Lets talk about concept first..

Basically We are not utilizing the given bandwidth at its fullest. Sticking to the question, it causes due to the delay caused in sending the data.

(You can consider the example of satellite link , It causes much delay for acknowledgement to arrived after sending data equal to current window size)

One of the solution is we can consider upgrading window size that will pack the data , utilizing maximum of the given bandwidth.

The units we consider for data is in Bytes and delay in "ms"

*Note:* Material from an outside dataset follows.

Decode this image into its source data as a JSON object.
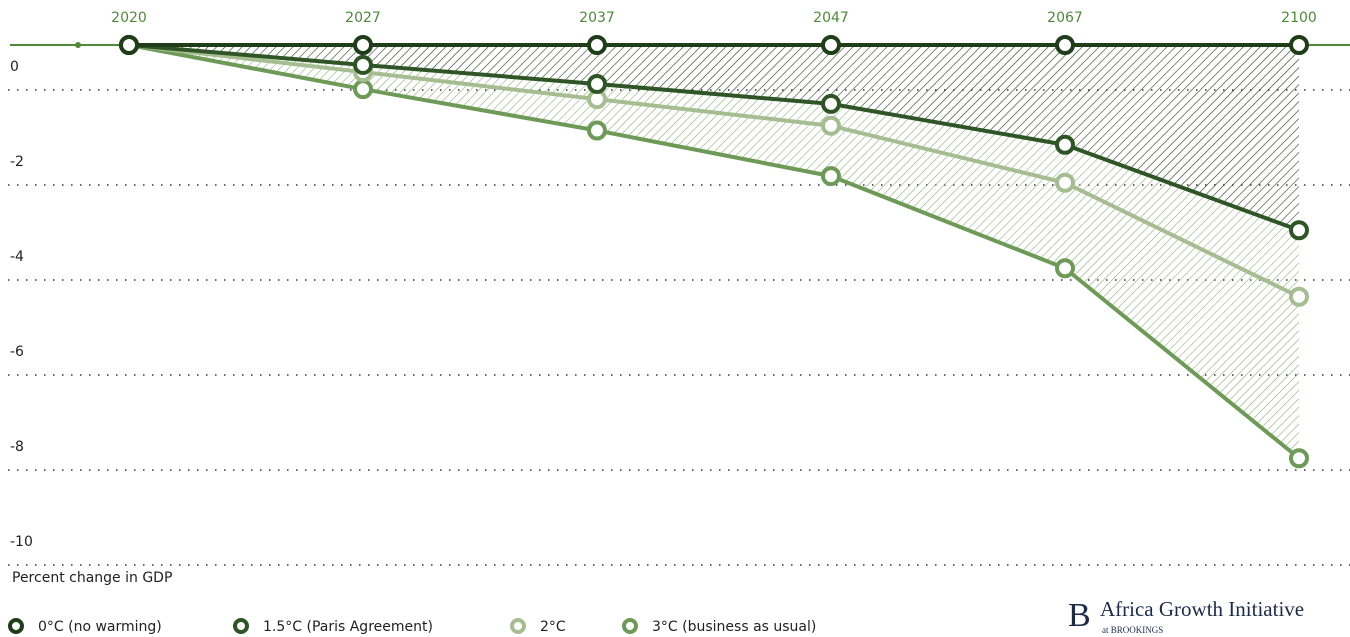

Lets have a look at our Question.

Given,

B = (1048560/8) B/s

RTT ( alpha ) = X ms ( say)

Current ( default) window size, RWIN = 65535 B

( RWIN = Reciver window )

Using Bandwidth * Delay product ,

B * X = 65535 ,

X = 500 ms.

To use the given Bandwidth to ita fullest , we can scale our window upto 1GB ( fixed standard)

i.e with scaling factor of 2^14 B

(i.e Shifting 14 bits to left )

So, scaled window size becomes,

65535 * 2^ 14.

(2^16 * 2^ 14 = 2^30 , i.e 1GB )

https://www.speedguide.net/faq/what-is-the-bandwidth-delay-product-185

https://networklessons.com/cisco/ccnp-route/bandwidth-delay-product/